The city had been under the occupation of Napoleon's army since 23 March of the same year. King Charles IV had been forced by the French emperor to abdicate in favour of his son Ferdinand VII, and at the time of the uprising both were in the French city of Bayonne at the insistence of Napoleon. An attempt by the French general Joachim Murat to move the daughter and her children along with the youngest son of Charles IV to Bayonne sparked a rebellion. Murat was the brother-in-law of Napoleon, and would later become king of Naples. Initially the governing council of the city refused the request from Murat, but eventually gave way after receiving a message from Ferdinand VII who was also in Bayonne at this time.
On 2 May a crowd began to gather in front of the Royal Palace in Madrid. Those gathered entered the palace grounds in an attempt to prevent the removal of Francisco de Paula. Marshal Murat sent a battalion of grenadiers from the Imperial Guard to the palace along with artillery detachments. The latter opened fire on the assembled crowd, and the rebellion began to spread to other parts of the city.

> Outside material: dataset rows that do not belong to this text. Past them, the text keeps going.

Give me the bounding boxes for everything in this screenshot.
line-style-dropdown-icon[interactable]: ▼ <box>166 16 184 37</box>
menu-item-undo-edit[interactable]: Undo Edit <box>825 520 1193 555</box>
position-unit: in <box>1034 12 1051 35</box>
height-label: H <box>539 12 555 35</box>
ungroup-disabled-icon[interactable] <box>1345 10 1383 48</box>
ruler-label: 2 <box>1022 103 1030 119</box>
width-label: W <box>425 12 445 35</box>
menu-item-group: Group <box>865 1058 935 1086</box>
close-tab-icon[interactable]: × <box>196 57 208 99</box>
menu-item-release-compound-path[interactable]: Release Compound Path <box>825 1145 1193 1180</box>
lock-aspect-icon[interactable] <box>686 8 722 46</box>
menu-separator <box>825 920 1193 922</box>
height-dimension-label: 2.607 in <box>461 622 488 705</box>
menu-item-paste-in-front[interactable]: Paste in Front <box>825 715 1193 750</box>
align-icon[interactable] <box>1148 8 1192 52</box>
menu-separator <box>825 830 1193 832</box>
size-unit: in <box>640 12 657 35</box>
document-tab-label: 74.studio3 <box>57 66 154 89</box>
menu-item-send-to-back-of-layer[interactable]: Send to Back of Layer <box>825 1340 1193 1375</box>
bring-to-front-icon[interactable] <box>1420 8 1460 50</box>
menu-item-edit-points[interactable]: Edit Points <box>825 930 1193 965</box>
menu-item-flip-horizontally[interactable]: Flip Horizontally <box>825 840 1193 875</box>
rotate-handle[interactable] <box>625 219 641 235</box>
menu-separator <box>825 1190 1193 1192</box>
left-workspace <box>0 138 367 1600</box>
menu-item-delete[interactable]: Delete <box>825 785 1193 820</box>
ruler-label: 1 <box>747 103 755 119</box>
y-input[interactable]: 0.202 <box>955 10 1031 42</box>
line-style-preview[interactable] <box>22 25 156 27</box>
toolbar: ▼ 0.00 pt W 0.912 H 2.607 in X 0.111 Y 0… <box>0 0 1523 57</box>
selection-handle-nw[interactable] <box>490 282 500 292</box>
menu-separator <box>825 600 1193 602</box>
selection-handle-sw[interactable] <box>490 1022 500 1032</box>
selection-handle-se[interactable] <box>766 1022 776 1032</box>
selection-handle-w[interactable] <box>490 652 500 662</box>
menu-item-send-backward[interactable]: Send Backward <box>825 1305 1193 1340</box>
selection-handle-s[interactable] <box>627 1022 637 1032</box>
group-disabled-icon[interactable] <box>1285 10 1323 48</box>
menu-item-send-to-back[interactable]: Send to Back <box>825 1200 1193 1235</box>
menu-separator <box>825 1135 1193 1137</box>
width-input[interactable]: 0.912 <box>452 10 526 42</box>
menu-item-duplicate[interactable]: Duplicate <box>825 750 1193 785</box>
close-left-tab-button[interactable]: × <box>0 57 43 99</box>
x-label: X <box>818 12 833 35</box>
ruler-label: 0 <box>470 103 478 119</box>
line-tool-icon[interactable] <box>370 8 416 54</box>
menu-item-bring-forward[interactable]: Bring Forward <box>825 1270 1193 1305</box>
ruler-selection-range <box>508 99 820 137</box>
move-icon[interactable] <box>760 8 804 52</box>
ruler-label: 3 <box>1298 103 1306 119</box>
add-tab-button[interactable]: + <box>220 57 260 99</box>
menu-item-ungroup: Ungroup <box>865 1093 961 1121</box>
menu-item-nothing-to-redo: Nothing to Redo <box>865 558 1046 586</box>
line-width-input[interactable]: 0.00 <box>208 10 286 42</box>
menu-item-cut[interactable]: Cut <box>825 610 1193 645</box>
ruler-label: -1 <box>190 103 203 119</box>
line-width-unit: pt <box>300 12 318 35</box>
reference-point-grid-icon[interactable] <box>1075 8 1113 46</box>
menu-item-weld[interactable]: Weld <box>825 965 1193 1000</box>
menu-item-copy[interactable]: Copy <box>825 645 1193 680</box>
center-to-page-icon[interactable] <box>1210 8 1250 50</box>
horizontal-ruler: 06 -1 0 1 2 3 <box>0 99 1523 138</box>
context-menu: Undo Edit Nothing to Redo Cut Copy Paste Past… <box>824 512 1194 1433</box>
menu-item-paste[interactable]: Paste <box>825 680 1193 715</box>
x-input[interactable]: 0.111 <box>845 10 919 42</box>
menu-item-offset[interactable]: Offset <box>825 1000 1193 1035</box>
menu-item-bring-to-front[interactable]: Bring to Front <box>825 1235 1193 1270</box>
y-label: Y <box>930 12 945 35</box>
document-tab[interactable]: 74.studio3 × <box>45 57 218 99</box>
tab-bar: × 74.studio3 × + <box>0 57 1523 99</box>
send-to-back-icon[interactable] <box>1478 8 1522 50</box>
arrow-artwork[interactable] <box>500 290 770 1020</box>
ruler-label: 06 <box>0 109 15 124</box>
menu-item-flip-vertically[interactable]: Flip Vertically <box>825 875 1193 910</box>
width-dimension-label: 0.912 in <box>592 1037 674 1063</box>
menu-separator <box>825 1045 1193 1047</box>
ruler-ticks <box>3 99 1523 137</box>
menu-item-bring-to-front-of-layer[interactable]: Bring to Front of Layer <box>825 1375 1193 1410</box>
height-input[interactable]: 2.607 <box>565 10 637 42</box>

What followed was street fighting in different areas of Madrid as the poorly armed population confronted the French troops. Murat had quickly moved the majority of his troops into the city and there was heavy fighting around the Puerta del Sol and the Puerta de Toledo. Marshal Murat imposed martial law in the city and assumed full control of the administration. Little by little the French regained control of the city, and many hundreds of people died in the fighting. The painting by the Spanish artist Goya, The Charge of the Mamelukes, portrays the street fighting that took place.